The report warns that adopting AIGHP at scale could exacerbate genetic discrimination, where a person or group is treated differently because they have genetic variations thought to be associated with a particular illness. It also highlights the large unknowns when it comes to how the public would want or expect to manage consent procedures and data governance. And it emphasises the need for us to agree what desirable contractual terms and data ownership should look like before we enter into the private sector relationships we would need to provide the considerable amounts of computational and AI expertise that AIGHP demands.
Professor Sarah Cunningham-Burley, Chair of the Nuffield Council on Bioethics said:
While it makes sense for us to look to technology as a way to help our NHS provide the best kinds of interventions at the best time to help people get healthy, we must ensure that we are not rushing ahead before a full assessment of the benefits and harms has been made.
AI-powered genomic health prediction has the potential to offer us a lot, but this report clearly highlights that we are not ready to fully embrace it, and nor is it ready to deliver on its promises.

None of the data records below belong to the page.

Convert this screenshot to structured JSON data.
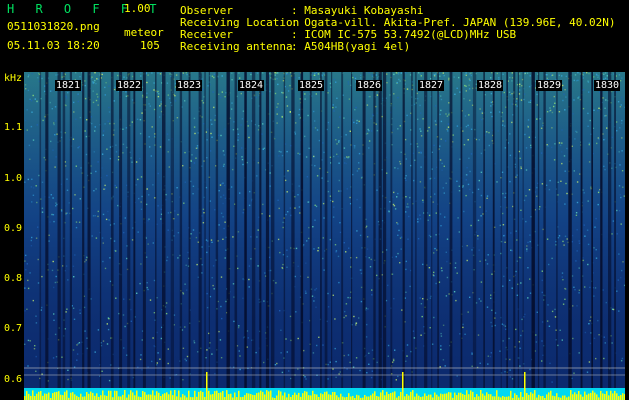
{
  "app": {
    "title": "H R O F F T",
    "version": "1.00"
  },
  "file": {
    "name": "0511031820.png",
    "datetime": "05.11.03 18:20",
    "mode": "meteor",
    "count": "105"
  },
  "station": {
    "labels": [
      "Observer",
      "Receiving Location",
      "Receiver",
      "Receiving antenna"
    ],
    "values": [
      ": Masayuki Kobayashi",
      ": Ogata-vill. Akita-Pref. JAPAN (139.96E, 40.02N)",
      ": ICOM IC-575 53.7492(@LCD)MHz USB",
      ": A504HB(yagi 4el)"
    ]
  },
  "y_axis": {
    "unit": "kHz",
    "ticks": [
      "1.1",
      "1.0",
      "0.9",
      "0.8",
      "0.7",
      "0.6"
    ]
  },
  "x_axis": {
    "ticks": [
      "1821",
      "1822",
      "1823",
      "1824",
      "1825",
      "1826",
      "1827",
      "1828",
      "1829",
      "1830"
    ]
  },
  "colors": {
    "background": "#000000",
    "text_yellow": "#ffff00",
    "title_green": "#00e060",
    "spectrum_base": "#0c2a6e"
  }
}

We must also take a step back and engage the public fully so that we can ensure the use of AIGHP in our NHS is not only wanted, but also trusted. Only by embedding ethical considerations from the outset, will AIGHP reach its full potential."
The report contains 10 recommendations, developed to help overcome these challenges. They are aimed at the policymakers who would decide upon the parameters of AIGHP use and oversee its rollout, were it to happen.
One of these recommendations calls upon the Department for Health and Social Care, the General Medical Council and other relevant organisations to work together to create a model of consent that would be used by patients sharing their genomic data for research or clinical purposes. We say that this model should then be the subject of a deliberative public engagement exercise.
We are also encouraging the Government, the Equalities and Human Rights Commission, relevant sector regulators, and civil society to run a citizens’ assembly to explore whether there is a need for new primary legislation designed to address genomic discrimination, both in healthcare and in other domains such as employment and education.
Harry Farmer, Senior Researcher at the Ada Lovelace Institute, said:
Genomic health prediction could well be beneficial, but its use within the NHS will need to be approached with caution.
Our research suggests that current regulations urgently need to be strengthened to address substantial concerns around privacy and discrimination presented by the technology – and to build public trust.
Rather than seeing it as a tool for mass disease prevention, policymakers should focus on enabling targeted deployments of genomic health prediction, within a stronger regulatory framework.”
This new report, builds upon insights gathered in the early findings DNA.I report, which highlighted the pressing ethical, legal and social questions surrounding the convergence of AI and genomics.